January 11 – silent march

I was printing photos in my basement darkroom in my home in the south of France when I heard the news on the radio. It happens I was about to go further south, to the island of Porquerolles for my birthday on January 10. January 11 was the day of the marches in France. The closest one was in Aix-en-Provence and that’s where I went on Sunday. It was a cold but sunny day in Aix and there was a considerable crowd waiting at 2 o’clock in front of the City Hall. Many families, many children. It was mostly a silent march, except for occasional applause.

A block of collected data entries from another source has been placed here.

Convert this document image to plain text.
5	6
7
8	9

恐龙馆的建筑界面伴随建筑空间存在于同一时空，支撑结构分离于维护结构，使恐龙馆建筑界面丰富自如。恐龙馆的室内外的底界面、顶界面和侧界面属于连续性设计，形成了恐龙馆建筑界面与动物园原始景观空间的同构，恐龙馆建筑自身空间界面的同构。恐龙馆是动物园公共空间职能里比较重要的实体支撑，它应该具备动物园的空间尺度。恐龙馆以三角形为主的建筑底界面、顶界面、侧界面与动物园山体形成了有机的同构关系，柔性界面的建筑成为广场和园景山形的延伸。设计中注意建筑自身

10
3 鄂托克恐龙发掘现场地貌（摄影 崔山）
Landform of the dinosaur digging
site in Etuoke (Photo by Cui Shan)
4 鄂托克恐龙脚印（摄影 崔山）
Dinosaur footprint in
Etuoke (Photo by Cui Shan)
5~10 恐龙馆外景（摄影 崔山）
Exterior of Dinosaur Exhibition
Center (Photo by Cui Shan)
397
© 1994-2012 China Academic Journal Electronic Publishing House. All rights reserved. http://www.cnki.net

What else can be said? I was not a regular reader of Charlie Hebdo, I read rather Hara Kiri, the ancestor of Charlie, in my youth. But it isn’t about who read it or who did not. I joined the march as a photographer — I don’t draw the world but photograph it. No one tells me what to photograph or how to photograph it, because I have the privilege of living in a country that protects freedom of expression. But as the tragic events of January 2015 have shown us, this right we all take for granted here is under attack. The world has suddenly become more dangerous, more uncertain, with executions in the heart of Paris.
But there has also been an incredible movement of fraternity and solidarity, and an outpouring of support through a multitude of forms : articles, cartoons, photographs, poems, songs. Four million people took to the streets on Sunday, I one of them. With camera in hand.